Licencier une employée quelconque ne le touchait pas. Il se fichait bien de savoir s’il mettait en difficulté une mère célibataire avec trois enfants à charge qui s’était longtemps rêvée danseuse étoile, ou une pauvre gosse qui suait chaque jour en effaçant les traces de foutre pour rembourser son dealeur. Personne n’était irremplaçable dans les affaires, ni les femmes de ménage dont il oubliait généralement le nom, ni les videurs qui changeaient fréquemment parce qu’ils ne se rappelaient pas toujours leur place, pas même lui - la mort de Van n’avait-elle pas prouvé qu’il suffisait d’un successeur pour que le monde continue de tourner ? Les danseuses ne trouvaient guère plus de grâce à ses yeux : il en gardait certaines jalousement parce qu’elles lui rapportaient gros autant que pour s’éviter d’avoir à en trouver de nouvelles. Fondamentalement, congédier les moins douées ne lui faisait aucun effet. Il se fichait bien que ses filles retournent à la rue ou terminent au fond d’un caniveau, quelle importance pouvait donc avoir une simple bonniche ?

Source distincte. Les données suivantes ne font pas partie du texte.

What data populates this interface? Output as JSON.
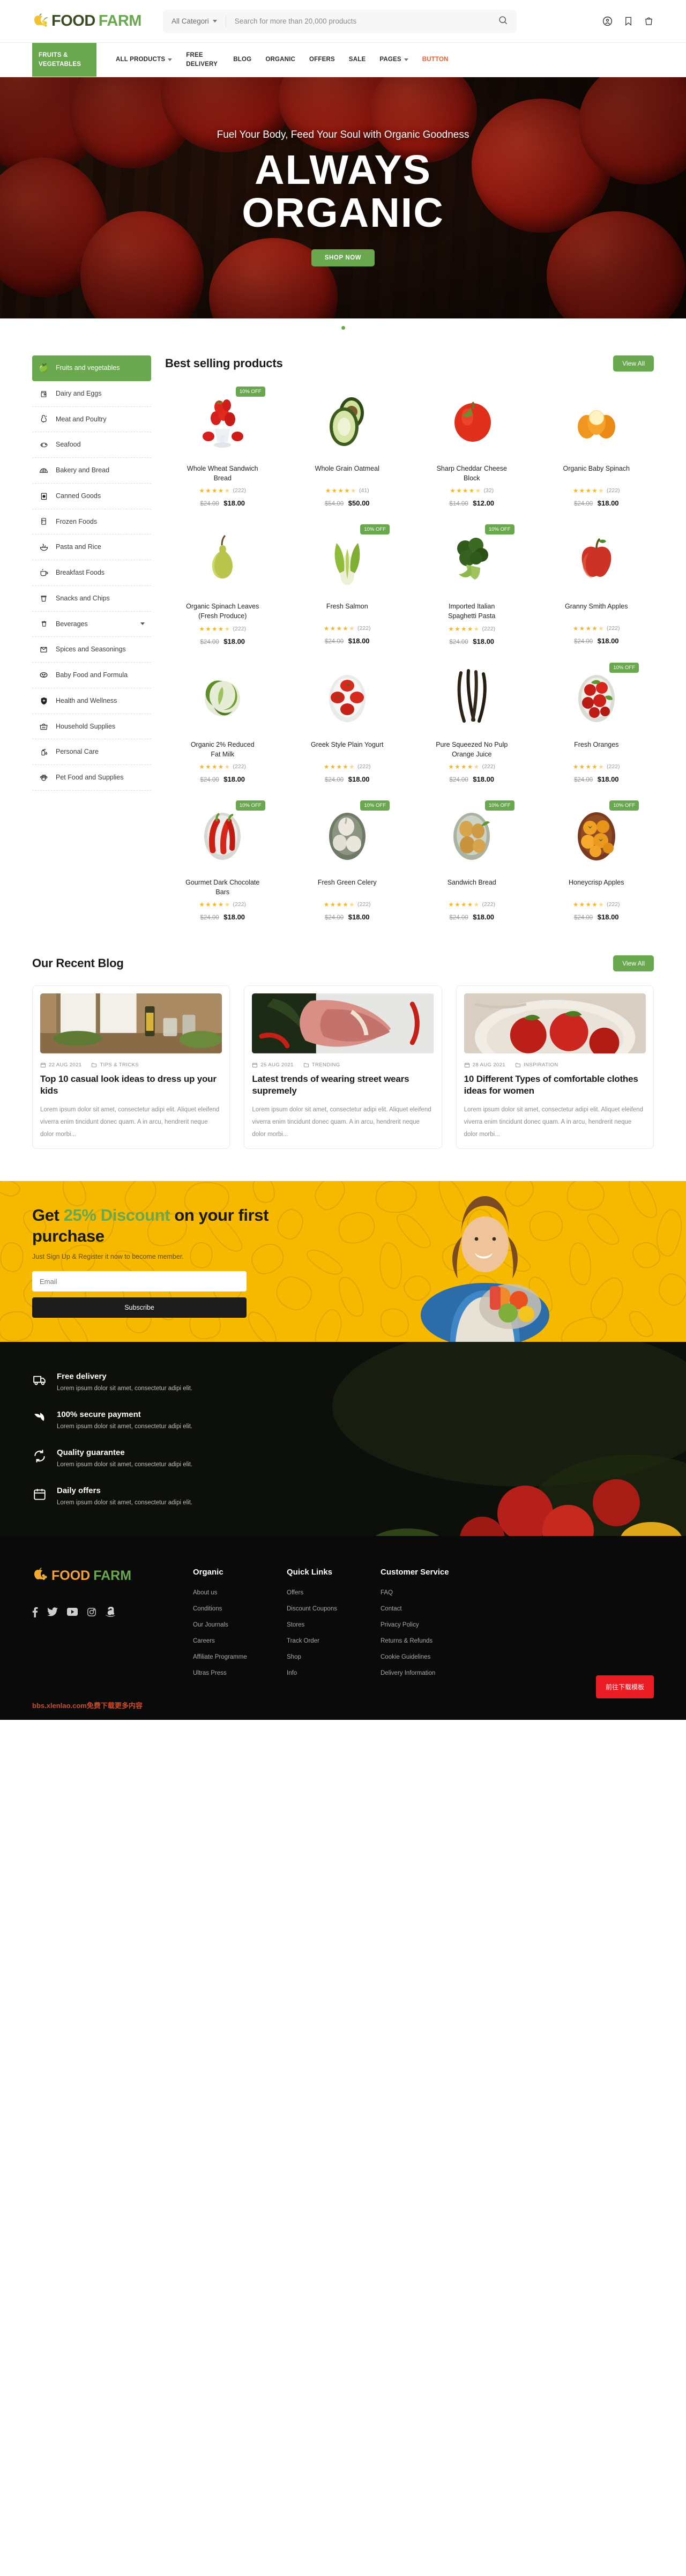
{
  "brand": {
    "part1": "FOOD",
    "part2": "FARM",
    "icon": "apple-grape-icon"
  },
  "header": {
    "category_label": "All Categori",
    "search_placeholder": "Search for more than 20,000 products",
    "search_value": "",
    "icons": [
      "search-icon",
      "user-account-icon",
      "bookmark-icon",
      "cart-icon"
    ]
  },
  "nav": {
    "category_button": "FRUITS & VEGETABLES",
    "items": [
      {
        "label": "ALL PRODUCTS",
        "caret": true
      },
      {
        "label": "FREE DELIVERY",
        "caret": false
      },
      {
        "label": "BLOG",
        "caret": false
      },
      {
        "label": "ORGANIC",
        "caret": false
      },
      {
        "label": "OFFERS",
        "caret": false
      },
      {
        "label": "SALE",
        "caret": false
      },
      {
        "label": "PAGES",
        "caret": true
      },
      {
        "label": "BUTTON",
        "caret": false,
        "accent": true
      }
    ],
    "accent_color": "#f25f2a",
    "green": "#6aa84f"
  },
  "hero": {
    "subtitle": "Fuel Your Body, Feed Your Soul with Organic Goodness",
    "title_line1": "ALWAYS",
    "title_line2": "ORGANIC",
    "cta": "SHOP NOW",
    "slides": 1
  },
  "sidebar": {
    "items": [
      {
        "label": "Fruits and vegetables",
        "icon": "apple-grape-icon",
        "active": true
      },
      {
        "label": "Dairy and Eggs",
        "icon": "milk-carton-icon"
      },
      {
        "label": "Meat and Poultry",
        "icon": "chicken-icon"
      },
      {
        "label": "Seafood",
        "icon": "fish-icon"
      },
      {
        "label": "Bakery and Bread",
        "icon": "croissant-icon"
      },
      {
        "label": "Canned Goods",
        "icon": "can-icon"
      },
      {
        "label": "Frozen Foods",
        "icon": "fridge-icon"
      },
      {
        "label": "Pasta and Rice",
        "icon": "noodle-bowl-icon"
      },
      {
        "label": "Breakfast Foods",
        "icon": "coffee-cup-icon"
      },
      {
        "label": "Snacks and Chips",
        "icon": "chips-cup-icon"
      },
      {
        "label": "Beverages",
        "icon": "drink-cup-icon",
        "chevron": true
      },
      {
        "label": "Spices and Seasonings",
        "icon": "spice-box-icon"
      },
      {
        "label": "Baby Food and Formula",
        "icon": "baby-face-icon"
      },
      {
        "label": "Health and Wellness",
        "icon": "shield-plus-icon"
      },
      {
        "label": "Household Supplies",
        "icon": "basket-icon"
      },
      {
        "label": "Personal Care",
        "icon": "soap-bottle-icon"
      },
      {
        "label": "Pet Food and Supplies",
        "icon": "paw-icon"
      }
    ]
  },
  "products_section": {
    "title": "Best selling products",
    "view_all": "View All",
    "items": [
      {
        "name": "Whole Wheat Sandwich Bread",
        "rating": 4.5,
        "reviews": "(222)",
        "old_price": "$24.00",
        "price": "$18.00",
        "badge": "10% OFF",
        "art": "strawberry-bowl"
      },
      {
        "name": "Whole Grain Oatmeal",
        "rating": 4.5,
        "reviews": "(41)",
        "old_price": "$54.00",
        "price": "$50.00",
        "badge": "",
        "art": "avocado"
      },
      {
        "name": "Sharp Cheddar Cheese Block",
        "rating": 4.5,
        "reviews": "(32)",
        "old_price": "$14.00",
        "price": "$12.00",
        "badge": "",
        "art": "red-pepper"
      },
      {
        "name": "Organic Baby Spinach",
        "rating": 4.5,
        "reviews": "(222)",
        "old_price": "$24.00",
        "price": "$18.00",
        "badge": "",
        "art": "oranges"
      },
      {
        "name": "Organic Spinach Leaves (Fresh Produce)",
        "rating": 4.5,
        "reviews": "(222)",
        "old_price": "$24.00",
        "price": "$18.00",
        "badge": "",
        "art": "pear"
      },
      {
        "name": "Fresh Salmon",
        "rating": 4.5,
        "reviews": "(222)",
        "old_price": "$24.00",
        "price": "$18.00",
        "badge": "10% OFF",
        "art": "bok-choy"
      },
      {
        "name": "Imported Italian Spaghetti Pasta",
        "rating": 4.5,
        "reviews": "(222)",
        "old_price": "$24.00",
        "price": "$18.00",
        "badge": "10% OFF",
        "art": "broccoli"
      },
      {
        "name": "Granny Smith Apples",
        "rating": 4.5,
        "reviews": "(222)",
        "old_price": "$24.00",
        "price": "$18.00",
        "badge": "",
        "art": "apple"
      },
      {
        "name": "Organic 2% Reduced Fat Milk",
        "rating": 4.5,
        "reviews": "(222)",
        "old_price": "$24.00",
        "price": "$18.00",
        "badge": "",
        "art": "cabbage"
      },
      {
        "name": "Greek Style Plain Yogurt",
        "rating": 4.5,
        "reviews": "(222)",
        "old_price": "$24.00",
        "price": "$18.00",
        "badge": "",
        "art": "tomato-plate"
      },
      {
        "name": "Pure Squeezed No Pulp Orange Juice",
        "rating": 4.5,
        "reviews": "(222)",
        "old_price": "$24.00",
        "price": "$18.00",
        "badge": "",
        "art": "beans"
      },
      {
        "name": "Fresh Oranges",
        "rating": 4.5,
        "reviews": "(222)",
        "old_price": "$24.00",
        "price": "$18.00",
        "badge": "10% OFF",
        "art": "radish-bowl"
      },
      {
        "name": "Gourmet Dark Chocolate Bars",
        "rating": 4.5,
        "reviews": "(222)",
        "old_price": "$24.00",
        "price": "$18.00",
        "badge": "10% OFF",
        "art": "chili-bowl"
      },
      {
        "name": "Fresh Green Celery",
        "rating": 4.5,
        "reviews": "(222)",
        "old_price": "$24.00",
        "price": "$18.00",
        "badge": "10% OFF",
        "art": "garlic-bowl"
      },
      {
        "name": "Sandwich Bread",
        "rating": 4.5,
        "reviews": "(222)",
        "old_price": "$24.00",
        "price": "$18.00",
        "badge": "10% OFF",
        "art": "onion-bowl"
      },
      {
        "name": "Honeycrisp Apples",
        "rating": 4.5,
        "reviews": "(222)",
        "old_price": "$24.00",
        "price": "$18.00",
        "badge": "10% OFF",
        "art": "persimmon-bowl"
      }
    ]
  },
  "blog_section": {
    "title": "Our Recent Blog",
    "view_all": "View All",
    "posts": [
      {
        "date": "22 AUG 2021",
        "tag": "TIPS & TRICKS",
        "title": "Top 10 casual look ideas to dress up your kids",
        "excerpt": "Lorem ipsum dolor sit amet, consectetur adipi elit. Aliquet eleifend viverra enim tincidunt donec quam. A in arcu, hendrerit neque dolor morbi...",
        "image": "kitchen-table"
      },
      {
        "date": "25 AUG 2021",
        "tag": "TRENDING",
        "title": "Latest trends of wearing street wears supremely",
        "excerpt": "Lorem ipsum dolor sit amet, consectetur adipi elit. Aliquet eleifend viverra enim tincidunt donec quam. A in arcu, hendrerit neque dolor morbi...",
        "image": "raw-steak"
      },
      {
        "date": "28 AUG 2021",
        "tag": "INSPIRATION",
        "title": "10 Different Types of comfortable clothes ideas for women",
        "excerpt": "Lorem ipsum dolor sit amet, consectetur adipi elit. Aliquet eleifend viverra enim tincidunt donec quam. A in arcu, hendrerit neque dolor morbi...",
        "image": "tomato-bag"
      }
    ]
  },
  "promo": {
    "title_a": "Get ",
    "title_highlight": "25% Discount",
    "title_b": " on your first purchase",
    "subtitle": "Just Sign Up & Register it now to become member.",
    "email_placeholder": "Email",
    "email_value": "",
    "subscribe": "Subscribe",
    "bg_color": "#f6b900",
    "highlight_color": "#6aa84f"
  },
  "features": [
    {
      "icon": "truck-icon",
      "title": "Free delivery",
      "desc": "Lorem ipsum dolor sit amet, consectetur adipi elit."
    },
    {
      "icon": "leaf-icon",
      "title": "100% secure payment",
      "desc": "Lorem ipsum dolor sit amet, consectetur adipi elit."
    },
    {
      "icon": "refresh-icon",
      "title": "Quality guarantee",
      "desc": "Lorem ipsum dolor sit amet, consectetur adipi elit."
    },
    {
      "icon": "calendar-icon",
      "title": "Daily offers",
      "desc": "Lorem ipsum dolor sit amet, consectetur adipi elit."
    }
  ],
  "footer": {
    "socials": [
      "facebook-icon",
      "twitter-icon",
      "youtube-icon",
      "instagram-icon",
      "amazon-icon"
    ],
    "columns": [
      {
        "heading": "Organic",
        "links": [
          "About us",
          "Conditions",
          "Our Journals",
          "Careers",
          "Affiliate Programme",
          "Ultras Press"
        ]
      },
      {
        "heading": "Quick Links",
        "links": [
          "Offers",
          "Discount Coupons",
          "Stores",
          "Track Order",
          "Shop",
          "Info"
        ]
      },
      {
        "heading": "Customer Service",
        "links": [
          "FAQ",
          "Contact",
          "Privacy Policy",
          "Returns & Refunds",
          "Cookie Guidelines",
          "Delivery Information"
        ]
      }
    ],
    "watermark": "bbs.xlenlao.com免费下载更多内容",
    "download_button": "前往下载模板"
  }
}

S’il aurait préféré la savoir au Purple H plutôt que d’évoluer dans les bas-fonds d’East Garfield Park, le proxénète ne passait pas suffisamment de temps en haut de sa tour d’ivoire pour pouvoir scruter les moindres faits et gestes de la Puce. Il se rassurait, d’une certaine manière, en se disant que les horaires diurnes de sa sœur ne lui permettraient pas de croiser les danseuses. Balayer les miettes de leur dignité suffirait largement, elle n’avait pas besoin de voir leur misère en prime. Savoir que la prostitution existait était bien différent de la regarder chaque jour dans les yeux ; Charlie n’avait pas le cœur suffisamment accroché pour supporter ce spectacle sordide.

« D’accord Marion. Mais qu’est-ce que je vais dire à l’école ? »

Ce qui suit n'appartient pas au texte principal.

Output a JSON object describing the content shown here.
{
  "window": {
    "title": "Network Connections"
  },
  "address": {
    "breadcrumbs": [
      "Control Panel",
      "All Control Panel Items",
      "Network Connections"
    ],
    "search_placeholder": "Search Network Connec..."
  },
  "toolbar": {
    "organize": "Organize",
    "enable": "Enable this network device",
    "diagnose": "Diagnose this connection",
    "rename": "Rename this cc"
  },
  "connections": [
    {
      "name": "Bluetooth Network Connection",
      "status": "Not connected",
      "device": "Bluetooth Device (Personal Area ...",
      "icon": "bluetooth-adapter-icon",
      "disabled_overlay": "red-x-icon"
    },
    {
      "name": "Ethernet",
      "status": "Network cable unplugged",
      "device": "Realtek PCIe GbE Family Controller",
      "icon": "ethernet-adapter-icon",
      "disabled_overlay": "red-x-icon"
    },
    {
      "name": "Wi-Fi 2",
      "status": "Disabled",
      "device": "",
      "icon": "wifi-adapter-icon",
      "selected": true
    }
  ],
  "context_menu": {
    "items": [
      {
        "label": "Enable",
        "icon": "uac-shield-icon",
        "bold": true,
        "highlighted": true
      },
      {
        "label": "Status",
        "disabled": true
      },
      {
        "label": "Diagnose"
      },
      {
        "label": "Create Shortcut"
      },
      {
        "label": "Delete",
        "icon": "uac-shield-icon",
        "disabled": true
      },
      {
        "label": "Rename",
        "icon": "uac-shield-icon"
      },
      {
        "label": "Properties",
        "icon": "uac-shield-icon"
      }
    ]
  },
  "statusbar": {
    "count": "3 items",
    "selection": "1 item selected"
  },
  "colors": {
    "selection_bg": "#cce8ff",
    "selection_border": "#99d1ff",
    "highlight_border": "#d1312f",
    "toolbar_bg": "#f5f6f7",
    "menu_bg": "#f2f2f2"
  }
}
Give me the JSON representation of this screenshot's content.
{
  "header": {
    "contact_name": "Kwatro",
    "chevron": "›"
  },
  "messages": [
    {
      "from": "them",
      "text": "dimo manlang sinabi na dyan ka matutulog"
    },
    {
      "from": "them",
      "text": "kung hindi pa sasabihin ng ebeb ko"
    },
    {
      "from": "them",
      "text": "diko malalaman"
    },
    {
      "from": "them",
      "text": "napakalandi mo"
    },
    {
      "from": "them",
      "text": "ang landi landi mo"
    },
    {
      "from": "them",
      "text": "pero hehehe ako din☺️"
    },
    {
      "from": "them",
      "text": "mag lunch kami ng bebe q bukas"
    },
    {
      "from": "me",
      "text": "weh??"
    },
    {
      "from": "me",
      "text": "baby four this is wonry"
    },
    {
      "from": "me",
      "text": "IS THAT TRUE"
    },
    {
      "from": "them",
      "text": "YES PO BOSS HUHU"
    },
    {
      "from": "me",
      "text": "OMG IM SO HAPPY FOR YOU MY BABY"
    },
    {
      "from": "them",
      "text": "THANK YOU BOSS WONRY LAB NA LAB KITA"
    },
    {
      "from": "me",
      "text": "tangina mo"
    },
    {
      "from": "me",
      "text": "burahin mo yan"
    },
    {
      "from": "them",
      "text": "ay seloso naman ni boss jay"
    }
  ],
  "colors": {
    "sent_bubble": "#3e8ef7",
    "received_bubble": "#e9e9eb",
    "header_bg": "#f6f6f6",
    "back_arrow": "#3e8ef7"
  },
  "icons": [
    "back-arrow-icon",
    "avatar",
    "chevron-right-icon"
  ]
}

Il eut un soupir à mi-chemin entre l’exaspération et l’étonnement avant de se rendre compte du sérieux de sa question. Marion tourna de grands yeux surpris vers la petite avant de les reporter sur la route. À la vitesse où il conduisait, et bien qu’habitué à conchier les limitations, il valait mieux ne pas ignorer l’asphalte trop longtemps de peur de s’encastrer dans un platane ou un piéton idiot qui n’aurait pas vu arriver la muscle car.

*


Le trafic n’était pas assez perturbé à cette heure de la soirée pour leur infliger de trop longues minutes d’un silence pesant ; ils arrivèrent bien vite devant la façade de briques derrière laquelle se terrait Marion lorsqu’il n’était pas dans l’un de ses temples du vice. La Puce fut la première à quitter la voiture. Immédiatement trempée par les cordes qui les assommaient gaiement, elle claqua la portière, non sans provoquer chez son aîné un frisson de désagrément. Les mains raides sur le volant, il se retint de lui beugler d’être un peu plus doux avec une tire plus âgée qu’eux deux réunis.

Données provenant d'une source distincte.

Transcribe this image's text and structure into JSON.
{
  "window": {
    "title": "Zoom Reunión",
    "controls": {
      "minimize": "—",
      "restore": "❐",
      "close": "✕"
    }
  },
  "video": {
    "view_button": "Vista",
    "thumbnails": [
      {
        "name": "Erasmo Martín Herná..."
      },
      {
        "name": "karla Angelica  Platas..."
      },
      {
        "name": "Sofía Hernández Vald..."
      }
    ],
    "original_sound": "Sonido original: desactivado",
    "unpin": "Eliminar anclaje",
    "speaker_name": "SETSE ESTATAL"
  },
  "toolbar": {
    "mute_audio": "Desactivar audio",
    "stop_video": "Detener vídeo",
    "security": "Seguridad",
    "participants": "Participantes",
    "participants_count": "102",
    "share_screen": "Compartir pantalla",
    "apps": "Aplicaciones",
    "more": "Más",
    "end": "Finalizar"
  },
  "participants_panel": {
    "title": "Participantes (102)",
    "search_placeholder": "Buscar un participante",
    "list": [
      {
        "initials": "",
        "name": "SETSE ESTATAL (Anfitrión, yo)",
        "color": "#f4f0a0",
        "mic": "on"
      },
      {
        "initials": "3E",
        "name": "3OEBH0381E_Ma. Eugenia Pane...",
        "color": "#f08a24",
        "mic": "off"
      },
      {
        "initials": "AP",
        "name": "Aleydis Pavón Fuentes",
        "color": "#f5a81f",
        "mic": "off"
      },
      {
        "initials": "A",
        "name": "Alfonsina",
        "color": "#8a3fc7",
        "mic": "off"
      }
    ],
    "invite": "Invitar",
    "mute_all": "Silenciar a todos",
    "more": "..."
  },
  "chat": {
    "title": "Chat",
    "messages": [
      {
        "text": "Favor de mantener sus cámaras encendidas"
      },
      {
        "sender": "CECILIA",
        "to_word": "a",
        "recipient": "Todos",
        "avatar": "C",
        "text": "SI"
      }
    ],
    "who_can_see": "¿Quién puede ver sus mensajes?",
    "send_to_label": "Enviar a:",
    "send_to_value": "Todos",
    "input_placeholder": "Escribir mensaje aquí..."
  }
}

Le tatoué passa ses mains sur son crâne pour essuyer les lourdes gouttes de pluie qui s’y étaient enfoncées lorsqu’il fut à l’abri. Il eut à peine le temps de voir la Puce filer à l’étage sans prêter la moindre attention au Sac à Puces qui se pressait pour venir les voir. Marion l’ignora une seconde et, se prenant les pieds dedans comme il réclamait de l’attention, résolut de le saluer en le congratulant d’un chapelet de jurons auquel il répondit en jappant. Con de chien. Il avait fallu que Liz choisisse le plus idiot de la portée.

Il abandonna ses chaussures et son blouson en bas de l’escalier, récupéra les biens qui traînaient dans ses poches et grimpa les marches deux par deux, le clébard sur ses talons. Les affaires de la petite étaient déjà posés sur le canapé, et elle en tirait quelques bricoles en demandant :

« Est-ce que je peux prendre une douche ?
- Tu connais le chemin. »

Le verrou cliqueta dans un tintement métallique et Marion, l’œil vers la porte de la salle-de-bains, attendit sagement d’entendre l’eau couler pour s’approcher du sac de sa sœur. Il n’avait jamais été particulièrement intrusif avec elle, n’avait jamais fouillé sa chambre pour trouver son journal intime, et ne savait en réalité pas même si elle en avait jamais eu un. Pour la première fois, cependant, il se sentit le besoin de vérifier qu’elle ne traînait rien d’inquiétant dans son maigre paquetage. Il voulait bien croire qu’elle ne se piquait pas, qu’elle se cantonnait à l’herbe, mais ses tripes lui intimaient que quelque chose n’allait pas. La manière dont elle avait réagi, cette docilité brusque, presque inquiétante … Il retourna ses affaires sans ménagement, fouillant les poches des pantalons autant que celles du sac, cherchant dans les rares paires de chaussette, triturant la toile à la recherche d’une doublure cachée, ouvrant la petite trousse qui lui servait de porte-monnaie. Mais rien. L’inquiétude ne passa pourtant pas.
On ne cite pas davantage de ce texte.